Nasir mengaku, tidak pernah menghalangi siapa saja mengemukakan pendapatnya. Hanya saja, menurutnya, pernyataan pendapat tidak harus diekspresikan di jalan.
"Siapa yang menghalangi berpendapat? Berpendapat itu apa harus di jalan? Di kampus apa tidak bisa berpendapat? Kita tidak akan menghalangi mereka berpendapat? Bebas," kata Nasir di Surabaya, Rabu (2/10).
Nasir menyatakan, pihaknya akan memfasilitasi mahasiswa menyampaikan pendapatnya di kampus melalui forum yang disediakan. Aksi di jalanan, kata ia, justru akan memicu banyak hal di luar dugaan.

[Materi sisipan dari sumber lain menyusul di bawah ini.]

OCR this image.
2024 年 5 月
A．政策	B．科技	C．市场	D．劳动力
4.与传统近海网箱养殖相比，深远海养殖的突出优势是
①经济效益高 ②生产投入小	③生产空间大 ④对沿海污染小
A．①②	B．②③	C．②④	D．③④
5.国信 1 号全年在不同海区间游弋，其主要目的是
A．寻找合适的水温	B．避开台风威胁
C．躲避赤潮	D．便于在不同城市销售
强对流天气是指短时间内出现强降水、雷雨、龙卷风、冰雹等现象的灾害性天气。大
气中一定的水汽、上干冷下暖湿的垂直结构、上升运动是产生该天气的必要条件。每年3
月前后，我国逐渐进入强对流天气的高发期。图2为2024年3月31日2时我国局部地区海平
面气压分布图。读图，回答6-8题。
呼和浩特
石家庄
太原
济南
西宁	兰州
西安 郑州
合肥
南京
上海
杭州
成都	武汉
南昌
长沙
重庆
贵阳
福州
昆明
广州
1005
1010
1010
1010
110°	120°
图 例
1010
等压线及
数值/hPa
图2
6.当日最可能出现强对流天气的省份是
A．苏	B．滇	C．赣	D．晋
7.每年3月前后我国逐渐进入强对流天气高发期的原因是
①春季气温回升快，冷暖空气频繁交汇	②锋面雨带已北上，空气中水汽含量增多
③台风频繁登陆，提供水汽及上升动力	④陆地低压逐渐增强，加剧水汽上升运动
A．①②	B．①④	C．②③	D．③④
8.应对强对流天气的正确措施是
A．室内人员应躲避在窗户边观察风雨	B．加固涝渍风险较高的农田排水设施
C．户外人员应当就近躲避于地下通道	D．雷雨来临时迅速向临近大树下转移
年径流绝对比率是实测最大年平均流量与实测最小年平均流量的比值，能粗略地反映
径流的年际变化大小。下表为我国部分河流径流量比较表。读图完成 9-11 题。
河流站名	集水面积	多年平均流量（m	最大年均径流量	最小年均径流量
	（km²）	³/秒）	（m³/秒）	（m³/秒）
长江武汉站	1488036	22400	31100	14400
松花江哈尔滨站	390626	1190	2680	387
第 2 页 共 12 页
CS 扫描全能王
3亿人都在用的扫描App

"Ini yang harus kita lakukan bukan berarti menghalangi. Berpendapat silakan. Mimbar akademik kita bangun, tapi dengan cara yang baik. Bukan berarti dengan kebebasan akademik menggangu orang lain," ujar Nasir.
Nasir menyatakan, ia terus membangun komunikasi dengan para rektor. Tujuannya agar para rektor mampu mengarahkan para mahasiwanya untuk kembali ke kampus dan belajar secara normal. Terkait tuntutan mahasiswa, kata Nasir, bisa didiskusikan langsung dengan mahasiswa.
"Mahasiswa kita ajak bicara, ajak diskusi bukan dilepas. Kalau dia lepas sendiri silakan tapi bukan tanggung jawab rektor," kata Nasir
Nasir menjelaskan, Rancangan Kitab Undang-undang Hukum Pidana (RKUHP) sudah lama dibahas, namun baru kali ini ramai diperbincangkan. Pembahasan RKHUP, kata dia, adalah upaya Indonesia menasionalisasi produk kitab undang-undang warisan Belanda tersebut.
"Oleh karena penyesuaian mungkin tidak cocok mari kita diskusi. Maka saya minta rektor perguruan tinggi negeri, tolong pak rektor ajak mahasiswa berdiskusi dengan para dosen atau pakar pada bidangnya," ujar Nasir.